I'm not a fan of all of Google's practices (especially with respect to Chinese censorship), but for this blowhard public official to bluster on like this is some isidious cover-up is insulting. How would he like it if Google just says screw you and takes Google Maps offline (which they have every right to do)? Would that serve the public benefit?

Politicians trying to build their names off of Katrina compassion should be called out.

-Mister Winky
Posted by Mister Winky (301 comments )
Link Flag
Congressman
While I dont want to get into the habit of defending democrat politicians, this guy has just as much right as anyone does to contact google and demand an answer. He's still a citizen w/ free speech rights, you know.
Posted by LuvThatCO2 (187 comments )
Link Flag
cnet spin
If you read the real AP story, you'll see that the congressman was more concerned about New Orleans, Louisiana, or government officials paying off Google to make it look like the reconstruction was progressing better than it is. CNET seems to pick and choose what "news" they like to report...
Posted by Sunflare98 (34 comments )
Link Flag
Worst yet, you were born
I agree with your 'congressmen has no right' statement, but uhh, idiot, how is it the government's fault that a hurricane happened? Let me explain something pretty simple: the people that were still there were idiots. They stayed there, even with warning that a hurricane was going to hit hard. How come the intelligent people left and the dumb ones didn't? I don't feel sorry for those people because no one should feel dumb for stupidity. The government isn't our baby sitter. If something crazy like that happens, oh freakin' well. The government should care less. I didn't really like the fact that my tax dollars were going on these people who were using it for strippers, purses, dvds, etc.

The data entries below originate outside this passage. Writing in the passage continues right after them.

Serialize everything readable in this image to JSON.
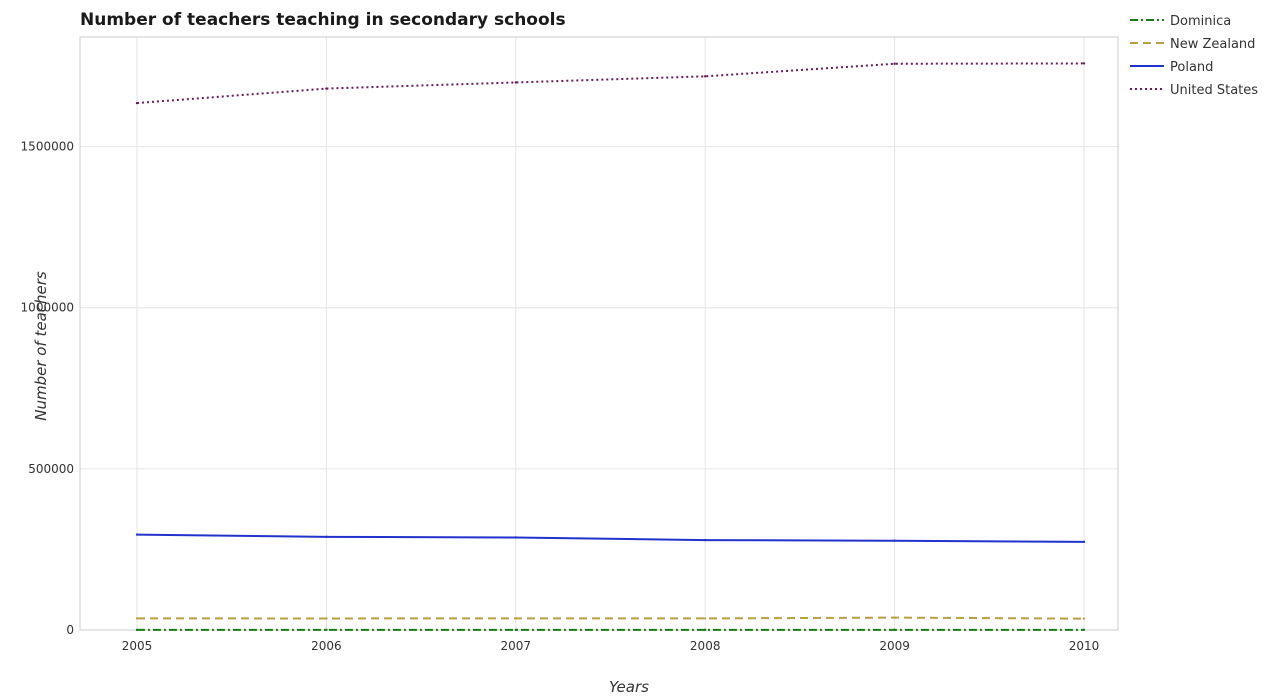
{
  "chart_data": {
    "type": "line",
    "title": "Number of teachers teaching in secondary schools",
    "xlabel": "Years",
    "ylabel": "Number of teachers",
    "categories": [
      "2005",
      "2006",
      "2007",
      "2008",
      "2009",
      "2010"
    ],
    "yticks": [
      0,
      500000,
      1000000,
      1500000
    ],
    "ytick_labels": [
      "0",
      "500000",
      "1000000",
      "1500000"
    ],
    "ylim": [
      0,
      1840000
    ],
    "grid": true,
    "legend_position": "top-right",
    "series": [
      {
        "name": "Dominica",
        "color": "#1a7a1a",
        "dash": "dash-dot",
        "values": [
          450,
          440,
          430,
          430,
          420,
          430
        ]
      },
      {
        "name": "New Zealand",
        "color": "#b8a040",
        "dash": "dashed",
        "values": [
          36000,
          35800,
          36200,
          35900,
          38500,
          35200
        ]
      },
      {
        "name": "Poland",
        "color": "#2233cc",
        "dash": "solid",
        "values": [
          296000,
          289000,
          287000,
          279000,
          277000,
          273500
        ]
      },
      {
        "name": "United States",
        "color": "#6b1a5a",
        "dash": "dotted",
        "values": [
          1635000,
          1680000,
          1699000,
          1718000,
          1757000,
          1758000
        ]
      }
    ]
  }
}
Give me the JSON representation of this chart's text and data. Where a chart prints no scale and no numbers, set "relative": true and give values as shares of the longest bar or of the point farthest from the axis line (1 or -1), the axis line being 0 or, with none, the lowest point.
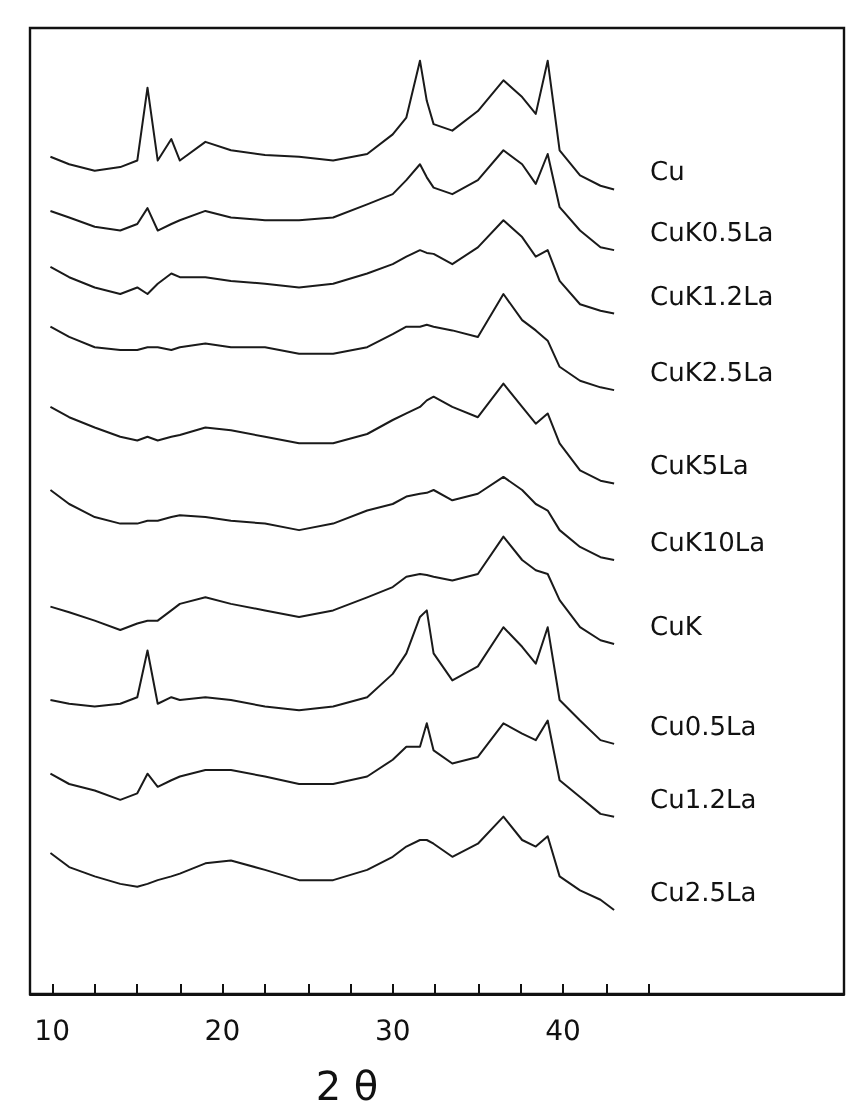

I live in Texas and we recently just had a tornado and I didn't see a huge "WE NEED TO SAVE THE PEOPLE IN TEXAS AND GET THEM JOBS AND GIVE THEM $2000!!". And if my house were to have been blown over, my stuff trashed, etc, I wouldn't expect the government to do anything because stuff happens and I should have insurance on my house. But let me guess... it doesn't count because it didn't hit television.
Posted by DryvBy (7 comments )
Link Flag
I cant even begin to understand...
I cant even begin to understand why Google thought the pre-storm images were a good idea. Even if they were better quality, they were certainly less accurate.
Posted by LuvThatCO2 (187 comments )
Reply Link Flag
Not stated but possibily implied...
is the concept that Google Earth was generally swapping older high resolution images back in to replace newer lower resolutions and the fact that the images could be prior to a major disaster wasn't even thought of. It's also possible that some of the post-Christmas Tsunami images could have been replaced by this mechanism as well but hasn't been noticed/reported yet.